The Tokyo Olympics will take place between July 23 and August 8 next year, as organisers seek to buy themselves, athletes and federations the maximum time to prepare amid the uncertainty caused by the coronavirus pandemic.
The new dates for the Games were confirmed on Monday afternoon, less than a week after the acceleration of the global health crisis led to them being postponed.
The Paralympic Games will now take place between August 24 and September 5 next year, it was announced.
— Olympics (@Olympics) March 30, 2020
International Olympic Committee president Thomas Bach spoke last week about the need for a quick decision to be made, and these dates – a year on from when the Games had originally been due to take place – give Tokyo 2020 organisers the longest time-frame to prepare.
It also allows Olympic and Paralympic sports federations time to reorganise their own calendars, with World Athletics quick to announce it would now examine dates in 2022 for its World Championships, which had been due to be staged in Eugene in August next year.
Those discussions, World Athletics said, would be held in conjunction with European Athletics and the organisers of the 2022 Commonwealth Games in Birmingham.
World Athletics statement on 2021 dates for the @Tokyo2020 Olympic Games.
— World Athletics (@WorldAthletics) March 30, 2020
Most crucially of all, the hope is that in just under 16 months’ time the global outlook regarding coronavirus will be much brighter, and allow the best possible conditions for a Games to go ahead.
A springtime Games was not originally ruled out by Bach, but Tokyo 2020 organising committee president Yoshiro Mori said on Monday that despite the oppressive summer heat in Japan, a Games in July and August remained the best option.

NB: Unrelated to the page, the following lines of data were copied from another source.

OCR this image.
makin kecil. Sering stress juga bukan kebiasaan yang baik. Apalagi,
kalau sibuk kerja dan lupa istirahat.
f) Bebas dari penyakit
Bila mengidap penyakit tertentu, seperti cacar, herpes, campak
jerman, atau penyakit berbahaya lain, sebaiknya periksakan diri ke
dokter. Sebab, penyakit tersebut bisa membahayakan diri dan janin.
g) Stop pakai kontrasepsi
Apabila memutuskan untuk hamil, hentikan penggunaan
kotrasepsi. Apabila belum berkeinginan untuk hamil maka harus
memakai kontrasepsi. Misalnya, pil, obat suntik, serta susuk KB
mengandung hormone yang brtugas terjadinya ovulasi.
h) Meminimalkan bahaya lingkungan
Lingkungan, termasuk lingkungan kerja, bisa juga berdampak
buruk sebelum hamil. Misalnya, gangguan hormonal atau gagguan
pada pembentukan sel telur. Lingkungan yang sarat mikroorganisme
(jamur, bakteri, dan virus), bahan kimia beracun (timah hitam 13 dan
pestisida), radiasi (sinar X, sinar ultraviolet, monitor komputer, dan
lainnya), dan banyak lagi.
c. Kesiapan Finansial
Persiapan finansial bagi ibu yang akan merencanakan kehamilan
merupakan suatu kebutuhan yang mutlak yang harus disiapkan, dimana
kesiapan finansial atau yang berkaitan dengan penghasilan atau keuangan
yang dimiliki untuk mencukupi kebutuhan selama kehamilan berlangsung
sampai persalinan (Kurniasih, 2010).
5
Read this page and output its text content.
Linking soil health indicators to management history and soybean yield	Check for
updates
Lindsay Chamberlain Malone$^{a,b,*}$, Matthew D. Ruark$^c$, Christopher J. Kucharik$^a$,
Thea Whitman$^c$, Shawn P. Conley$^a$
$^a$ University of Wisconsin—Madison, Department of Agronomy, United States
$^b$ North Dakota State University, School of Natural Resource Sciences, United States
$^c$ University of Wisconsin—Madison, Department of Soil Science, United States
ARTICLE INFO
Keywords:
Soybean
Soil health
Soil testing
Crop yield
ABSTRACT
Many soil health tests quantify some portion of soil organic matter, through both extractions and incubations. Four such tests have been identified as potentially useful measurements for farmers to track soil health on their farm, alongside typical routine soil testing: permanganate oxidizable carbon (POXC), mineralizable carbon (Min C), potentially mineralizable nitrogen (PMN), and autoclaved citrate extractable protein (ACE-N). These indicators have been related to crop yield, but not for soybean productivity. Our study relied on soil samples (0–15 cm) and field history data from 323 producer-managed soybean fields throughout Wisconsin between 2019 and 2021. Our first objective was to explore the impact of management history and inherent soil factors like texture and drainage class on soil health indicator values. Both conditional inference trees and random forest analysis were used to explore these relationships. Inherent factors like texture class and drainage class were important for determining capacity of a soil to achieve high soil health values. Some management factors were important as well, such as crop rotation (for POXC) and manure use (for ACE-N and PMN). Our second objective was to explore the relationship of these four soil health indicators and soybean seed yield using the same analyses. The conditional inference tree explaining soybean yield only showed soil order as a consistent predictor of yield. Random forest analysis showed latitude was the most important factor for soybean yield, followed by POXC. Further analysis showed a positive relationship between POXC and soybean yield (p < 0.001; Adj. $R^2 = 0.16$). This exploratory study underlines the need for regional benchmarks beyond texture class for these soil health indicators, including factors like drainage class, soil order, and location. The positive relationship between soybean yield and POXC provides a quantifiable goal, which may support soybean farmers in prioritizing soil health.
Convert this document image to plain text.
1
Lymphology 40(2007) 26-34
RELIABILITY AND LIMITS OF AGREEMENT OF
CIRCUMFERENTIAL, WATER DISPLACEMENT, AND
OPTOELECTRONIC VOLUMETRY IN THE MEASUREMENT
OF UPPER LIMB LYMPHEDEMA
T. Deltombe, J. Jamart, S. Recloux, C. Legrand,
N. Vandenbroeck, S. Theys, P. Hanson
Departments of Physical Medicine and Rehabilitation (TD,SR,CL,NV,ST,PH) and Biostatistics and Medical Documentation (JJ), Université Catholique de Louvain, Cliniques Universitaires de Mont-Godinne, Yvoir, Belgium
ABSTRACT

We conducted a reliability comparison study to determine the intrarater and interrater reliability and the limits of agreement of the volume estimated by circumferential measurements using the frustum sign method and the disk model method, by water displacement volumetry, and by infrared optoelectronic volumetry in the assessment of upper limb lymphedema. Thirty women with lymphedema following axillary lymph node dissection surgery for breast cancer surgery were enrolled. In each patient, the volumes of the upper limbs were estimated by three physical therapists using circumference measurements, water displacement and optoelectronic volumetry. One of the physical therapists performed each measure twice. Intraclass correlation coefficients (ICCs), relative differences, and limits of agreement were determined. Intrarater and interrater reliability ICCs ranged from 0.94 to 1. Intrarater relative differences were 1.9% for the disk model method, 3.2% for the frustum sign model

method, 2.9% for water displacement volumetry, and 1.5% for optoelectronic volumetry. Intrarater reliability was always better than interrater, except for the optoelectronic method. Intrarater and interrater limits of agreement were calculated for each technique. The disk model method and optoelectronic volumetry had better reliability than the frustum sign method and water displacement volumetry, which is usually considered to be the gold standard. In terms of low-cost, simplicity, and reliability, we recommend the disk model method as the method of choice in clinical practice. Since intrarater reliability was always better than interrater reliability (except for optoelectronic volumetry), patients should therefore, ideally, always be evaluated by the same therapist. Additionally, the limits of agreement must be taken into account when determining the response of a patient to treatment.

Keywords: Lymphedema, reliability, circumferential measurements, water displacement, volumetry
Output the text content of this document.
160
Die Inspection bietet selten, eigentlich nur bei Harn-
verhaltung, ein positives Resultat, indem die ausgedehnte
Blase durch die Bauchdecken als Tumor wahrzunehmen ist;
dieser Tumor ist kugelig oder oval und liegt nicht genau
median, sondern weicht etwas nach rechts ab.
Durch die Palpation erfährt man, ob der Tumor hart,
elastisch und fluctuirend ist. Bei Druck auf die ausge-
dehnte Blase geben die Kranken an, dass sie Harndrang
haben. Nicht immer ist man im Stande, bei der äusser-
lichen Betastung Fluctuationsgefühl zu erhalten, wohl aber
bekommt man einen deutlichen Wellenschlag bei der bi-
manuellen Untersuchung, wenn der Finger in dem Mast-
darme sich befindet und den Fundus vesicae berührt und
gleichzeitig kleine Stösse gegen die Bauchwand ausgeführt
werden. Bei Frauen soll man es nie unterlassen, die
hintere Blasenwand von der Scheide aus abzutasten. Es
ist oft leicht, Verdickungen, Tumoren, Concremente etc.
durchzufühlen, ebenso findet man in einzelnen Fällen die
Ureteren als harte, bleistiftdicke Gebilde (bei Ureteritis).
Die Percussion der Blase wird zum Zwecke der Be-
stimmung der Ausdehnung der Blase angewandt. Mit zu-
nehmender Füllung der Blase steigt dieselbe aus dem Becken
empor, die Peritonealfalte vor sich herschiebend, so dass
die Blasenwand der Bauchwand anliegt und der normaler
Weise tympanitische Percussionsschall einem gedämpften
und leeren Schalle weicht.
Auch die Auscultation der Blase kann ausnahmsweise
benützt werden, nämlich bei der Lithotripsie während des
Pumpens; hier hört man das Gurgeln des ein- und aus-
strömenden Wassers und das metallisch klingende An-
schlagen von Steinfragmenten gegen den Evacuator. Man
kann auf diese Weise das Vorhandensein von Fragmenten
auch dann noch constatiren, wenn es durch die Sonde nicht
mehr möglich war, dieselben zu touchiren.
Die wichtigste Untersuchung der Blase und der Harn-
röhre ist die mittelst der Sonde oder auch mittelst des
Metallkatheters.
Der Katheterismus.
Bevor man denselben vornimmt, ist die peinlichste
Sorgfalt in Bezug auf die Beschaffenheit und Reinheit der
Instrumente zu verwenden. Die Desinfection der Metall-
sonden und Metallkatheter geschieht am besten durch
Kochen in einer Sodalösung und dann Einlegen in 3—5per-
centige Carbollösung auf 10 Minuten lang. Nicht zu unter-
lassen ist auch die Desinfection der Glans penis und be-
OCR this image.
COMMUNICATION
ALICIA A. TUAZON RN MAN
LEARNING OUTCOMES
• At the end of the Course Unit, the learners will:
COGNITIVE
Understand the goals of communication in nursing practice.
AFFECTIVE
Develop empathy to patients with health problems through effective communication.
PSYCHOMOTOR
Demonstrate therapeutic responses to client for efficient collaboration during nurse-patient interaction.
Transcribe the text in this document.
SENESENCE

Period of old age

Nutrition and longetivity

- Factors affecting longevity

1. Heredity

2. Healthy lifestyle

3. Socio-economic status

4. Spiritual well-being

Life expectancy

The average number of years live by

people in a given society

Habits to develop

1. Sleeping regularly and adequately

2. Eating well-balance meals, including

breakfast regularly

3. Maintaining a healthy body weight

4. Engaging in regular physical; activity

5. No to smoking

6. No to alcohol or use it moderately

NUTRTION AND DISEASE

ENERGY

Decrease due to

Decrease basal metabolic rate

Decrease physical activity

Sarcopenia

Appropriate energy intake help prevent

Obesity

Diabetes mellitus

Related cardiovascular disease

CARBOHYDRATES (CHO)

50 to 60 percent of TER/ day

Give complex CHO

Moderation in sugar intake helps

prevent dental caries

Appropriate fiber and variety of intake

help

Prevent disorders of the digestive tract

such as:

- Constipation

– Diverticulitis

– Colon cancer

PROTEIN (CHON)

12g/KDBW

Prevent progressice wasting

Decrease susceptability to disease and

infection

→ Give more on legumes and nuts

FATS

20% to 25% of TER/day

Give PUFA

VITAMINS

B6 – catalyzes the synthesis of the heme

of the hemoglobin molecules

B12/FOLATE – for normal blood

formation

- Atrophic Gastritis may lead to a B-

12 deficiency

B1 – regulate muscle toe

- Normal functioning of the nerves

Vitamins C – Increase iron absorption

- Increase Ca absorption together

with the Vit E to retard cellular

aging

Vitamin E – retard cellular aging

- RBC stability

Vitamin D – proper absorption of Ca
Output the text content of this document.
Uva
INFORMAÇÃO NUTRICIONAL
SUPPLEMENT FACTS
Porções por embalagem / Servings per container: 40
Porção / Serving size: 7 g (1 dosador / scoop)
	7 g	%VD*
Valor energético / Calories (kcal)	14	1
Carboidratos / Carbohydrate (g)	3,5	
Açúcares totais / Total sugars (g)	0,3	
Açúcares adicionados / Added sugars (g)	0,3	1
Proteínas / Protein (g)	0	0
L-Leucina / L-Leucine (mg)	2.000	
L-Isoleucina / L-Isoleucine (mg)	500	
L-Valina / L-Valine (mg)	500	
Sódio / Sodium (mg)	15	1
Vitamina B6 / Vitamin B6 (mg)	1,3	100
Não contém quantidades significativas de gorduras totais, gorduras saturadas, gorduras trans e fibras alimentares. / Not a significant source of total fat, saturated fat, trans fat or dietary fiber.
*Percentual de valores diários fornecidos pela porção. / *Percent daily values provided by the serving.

“A certain amount of time is required for the selection and qualification of athletes and for their training and preparation, and the consensus was that staging the rescheduled Games during the summer vacation in Japan would be preferable,” he said.
“In terms of transport, arranging volunteers and the provision of tickets for those in Japan and overseas, as well as allowing for the COVID-19 situation, we think that it would be better to reschedule the Games to one year later than planned, in the summer of 2021.”
IOC president Bach said the international federations had been “unanimous” in their support for the new scheduling, and added: “We can master this unprecedented challenge. Humankind currently finds itself in a dark tunnel. These Olympic Games Tokyo 2020 can be a light at the end of this tunnel.”
The British Olympic Association welcomed the speed with which the decision had been made, as its chief executive Andy Anson said: “This gives everyone – athletes and sports – a great opportunity to reset their planning and have clarity on the immediate period going forward.
“We’re in unique times, and it is great credit to the Tokyo Organising Committee, Tokyo Metropolitan Government and the IOC that they have resolved to reschedule the Games as quickly as they have.
“No other event in sport comes close to the complexity of the Games and this will continue to be a difficult task. Our greatest hope still is that the world is in a better place this time next year.”
The women’s European football championship is also currently due to take place during the period of the rescheduled Olympics, which would be a problem given that senior women’s teams are due to compete in Tokyo.
However, it is widely expected that the Women’s Euro will be moved to the summer of 2022, after the men’s championship was put back from this summer to the summer of 2021 earlier this month.
The Games also now clash with the British and Irish Lions’ tour of South Africa.